Unsuccessful transplant? No problem. Grow new plants from seed or greenhouse starts. Bonus: For about the same cost as a package of store-bought fresh-cut herbs, you can grow and snip all winter long.

Freeze Them

Leafy herbs, such as basil and cilantro, don’t grow as well indoors. And they taste like, well, dried leaves when dehydrated. Fast fix: Wash, dry, and then freeze whole leaves in zip-lock freezer bags. To lock in more flavor, make an herbal “paste” (like pesto), blending fresh herbs and olive or avocado oil. Freeze the paste in cubes. One standard ice-cube equals about one tablespoon. The herbs’ fresh flavor won’t last forever—something is lost by freezing—but it is still any easy way to infuse soups, stews or stir-fries with taste. Use within a month for best results.

Dry Them

Some herbs actually concentrate their flavor as they dry.
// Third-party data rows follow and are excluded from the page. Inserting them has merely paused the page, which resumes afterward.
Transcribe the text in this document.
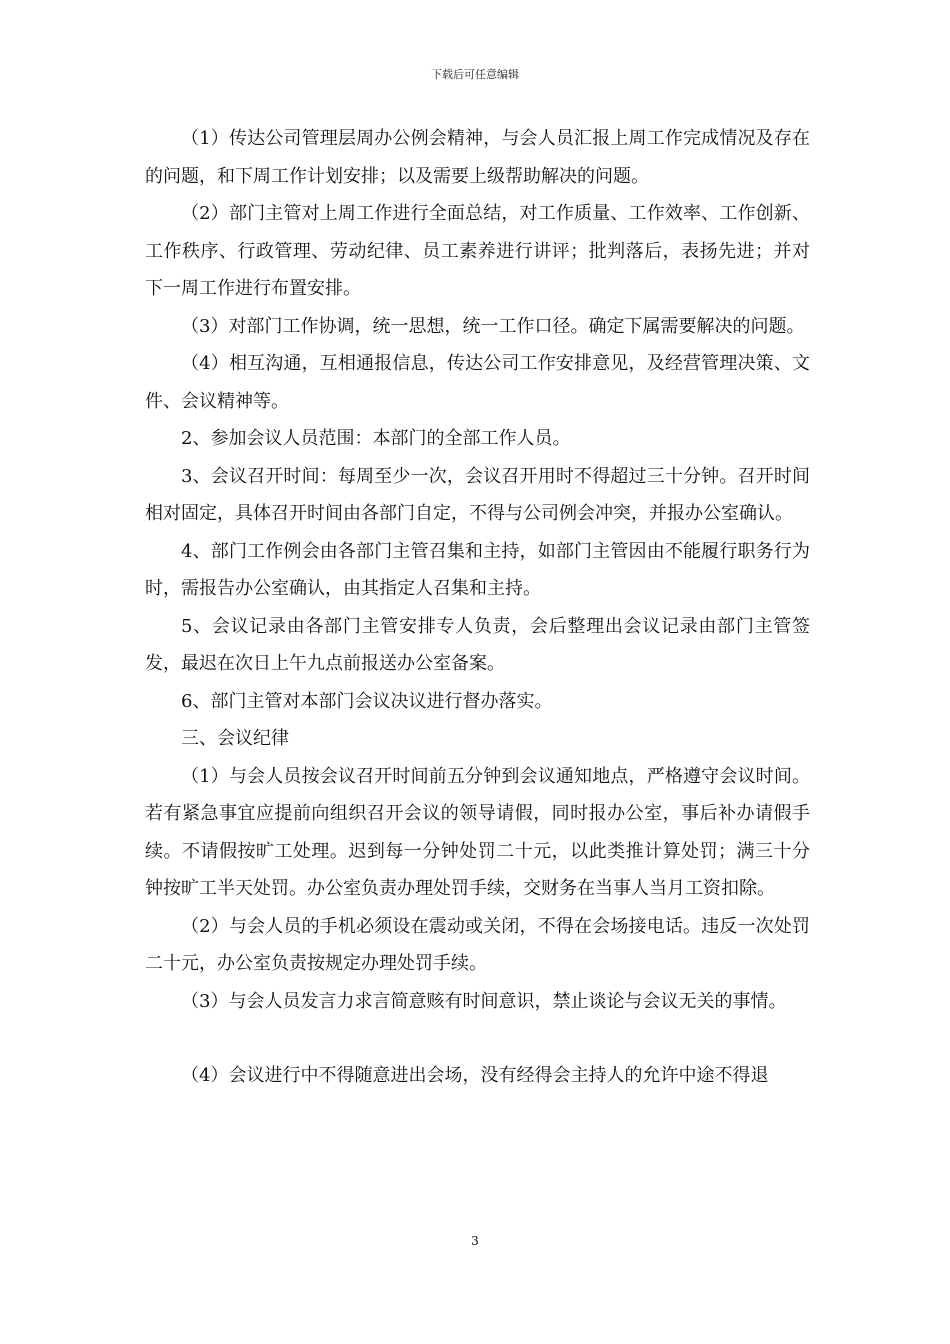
下载后可任意编辑

（1）传达公司管理层周办公例会精神，与会人员汇报上周工作完成情况及存在的问题，和下周工作计划安排；以及需要上级帮助解决的问题。

（2）部门主管对上周工作进行全面总结，对工作质量、工作效率、工作创新、工作秩序、行政管理、劳动纪律、员工素养进行讲评；批判落后，表扬先进；并对下一周工作进行布置安排。

（3）对部门工作协调，统一思想，统一工作口径。确定下属需要解决的问题。

（4）相互沟通，互相通报信息，传达公司工作安排意见，及经营管理决策、文件、会议精神等。

2、参加会议人员范围：本部门的全部工作人员。

3、会议召开时间：每周至少一次，会议召开用时不得超过三十分钟。召开时间相对固定，具体召开时间由各部门自定，不得与公司例会冲突，并报办公室确认。

4、部门工作例会由各部门主管召集和主持，如部门主管因由不能履行职务行为时，需报告办公室确认，由其指定人召集和主持。

5、会议记录由各部门主管安排专人负责，会后整理出会议记录由部门主管签发，最迟在次日上午九点前报送办公室备案。

6、部门主管对本部门会议决议进行督办落实。

三、会议纪律

（1）与会人员按会议召开时间前五分钟到会议通知地点，严格遵守会议时间。若有紧急事宜应提前向组织召开会议的领导请假，同时报办公室，事后补办请假手续。不请假按旷工处理。迟到每一分钟处罚二十元，以此类推计算处罚；满三十分钟按旷工半天处罚。办公室负责办理处罚手续，交财务在当事人当月工资扣除。

（2）与会人员的手机必须设在震动或关闭，不得在会场接电话。违反一次处罚二十元，办公室负责按规定办理处罚手续。

（3）与会人员发言力求言简意赅有时间意识，禁止谈论与会议无关的事情。

（4）会议进行中不得随意进出会场，没有经得会主持人的允许中途不得退

3
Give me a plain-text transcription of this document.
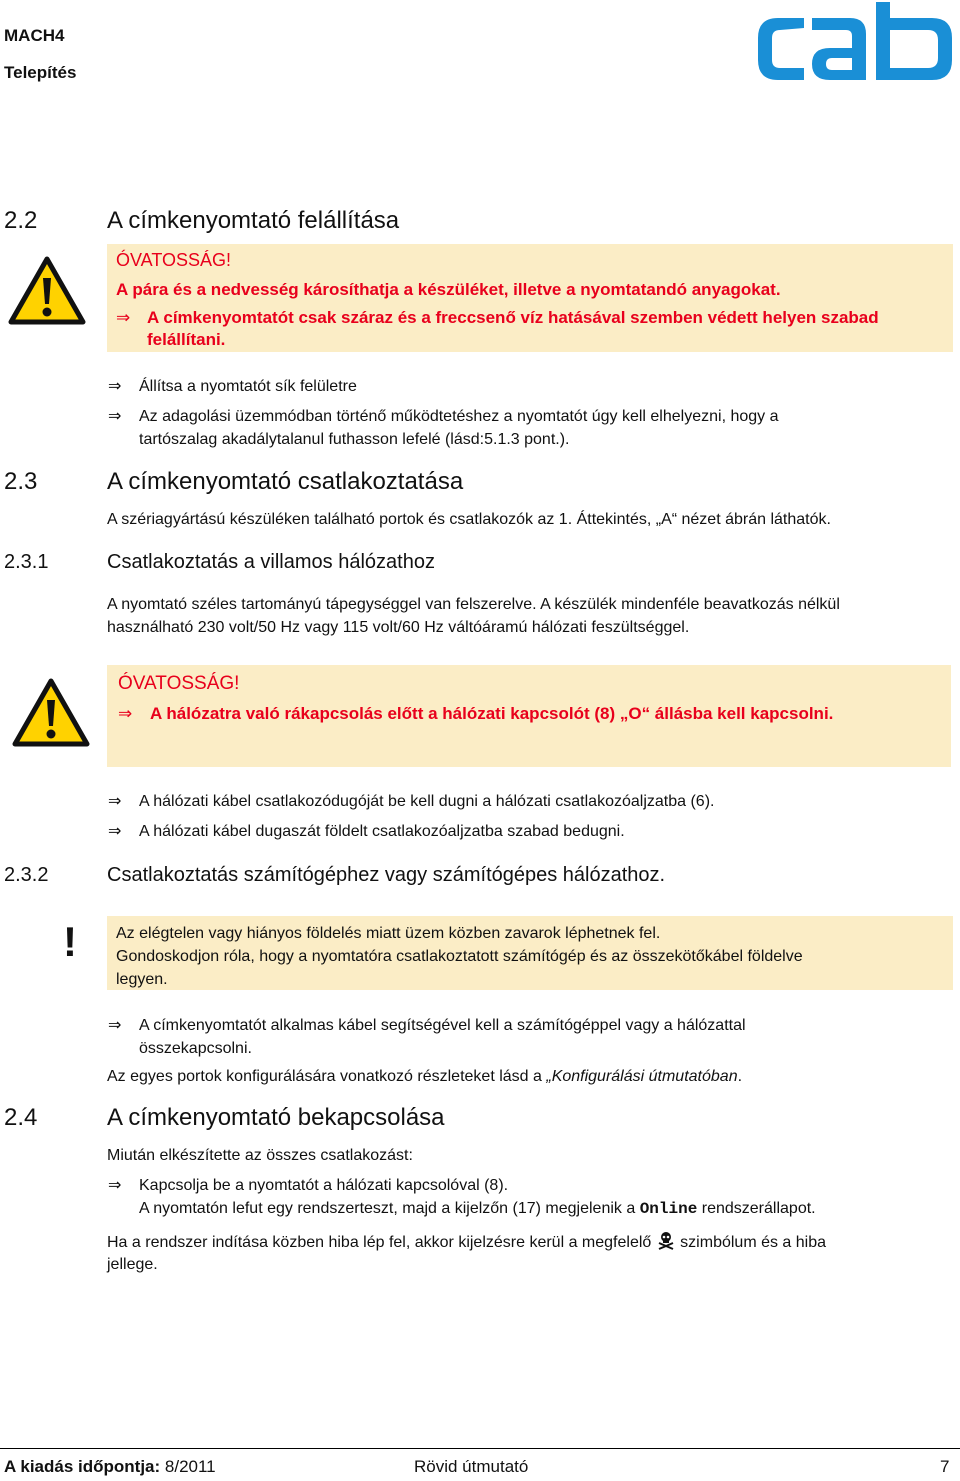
MACH4
Telepítés
2.2	A címkenyomtató felállítása
ÓVATOSSÁG!
A pára és a nedvesség károsíthatja a készüléket, illetve a nyomtatandó anyagokat.
⇒ A címkenyomtatót csak száraz és a freccsenő víz hatásával szemben védett helyen szabad
felállítani.
⇒ Állítsa a nyomtatót sík felületre
⇒ Az adagolási üzemmódban történő működtetéshez a nyomtatót úgy kell elhelyezni, hogy a
tartószalag akadálytalanul futhasson lefelé (lásd:5.1.3 pont.).
2.3	A címkenyomtató csatlakoztatása
A szériagyártású készüléken található portok és csatlakozók az 1. Áttekintés, „A“ nézet ábrán láthatók.
2.3.1	Csatlakoztatás a villamos hálózathoz
A nyomtató széles tartományú tápegységgel van felszerelve. A készülék mindenféle beavatkozás nélkül
használható 230 volt/50 Hz vagy 115 volt/60 Hz váltóáramú hálózati feszültséggel.
ÓVATOSSÁG!
⇒ A hálózatra való rákapcsolás előtt a hálózati kapcsolót (8) „O“ állásba kell kapcsolni.
⇒ A hálózati kábel csatlakozódugóját be kell dugni a hálózati csatlakozóaljzatba (6).
⇒ A hálózati kábel dugaszát földelt csatlakozóaljzatba szabad bedugni.
2.3.2	Csatlakoztatás számítógéphez vagy számítógépes hálózathoz.
! Az elégtelen vagy hiányos földelés miatt üzem közben zavarok léphetnek fel.
Gondoskodjon róla, hogy a nyomtatóra csatlakoztatott számítógép és az összekötőkábel földelve
legyen.
⇒ A címkenyomtatót alkalmas kábel segítségével kell a számítógéppel vagy a hálózattal
összekapcsolni.
Az egyes portok konfigurálására vonatkozó részleteket lásd a „Konfigurálási útmutatóban.
2.4	A címkenyomtató bekapcsolása
Miután elkészítette az összes csatlakozást:
⇒ Kapcsolja be a nyomtatót a hálózati kapcsolóval (8).
A nyomtatón lefut egy rendszerteszt, majd a kijelzőn (17) megjelenik a Online rendszerállapot.
Ha a rendszer indítása közben hiba lép fel, akkor kijelzésre kerül a megfelelő  szimbólum és a hiba
jellege.
A kiadás időpontja: 8/2011	Rövid útmutató	7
Think sage, thyme, marjoram, rosemary, mint and lavender. To dry, place washed and air-dried clippings in a single layer in a large paper bag. (Note: You don’t need to remove leaves from the stems. They are easy to remove later, though some stems can be used and discarded after cooking.)

Place the bag in a warm, dry place, such as on top of a refrigerator or high kitchen shelf. Gently shake the bag every few days to keep herbs from clumping. When herbs are completely dry (usually in 1–2 weeks), store in an airtight glass jar or zip-lock plastic bag away from sunlight. Bonus: These make beautiful holiday gifts in small, decorated tins or glass jars!

More Ideas

1.  Infuse oil (olive works well) with strong herbs such as rosemary.
2.  Make a big batch of herb-rich soup. Freeze portions for lunch.
3.  Experiment with different herbs in your favorite pesto recipe.
4.  Add chopped herbs to breads or savory muffins—or cooking beans.
5.  Make herb-infused simple syrup for tea, sparkling water or cocktails.
6.  Blend fresh herbs into butter or vegan butter alternatives. Freeze in small portions.     Another great holiday gift!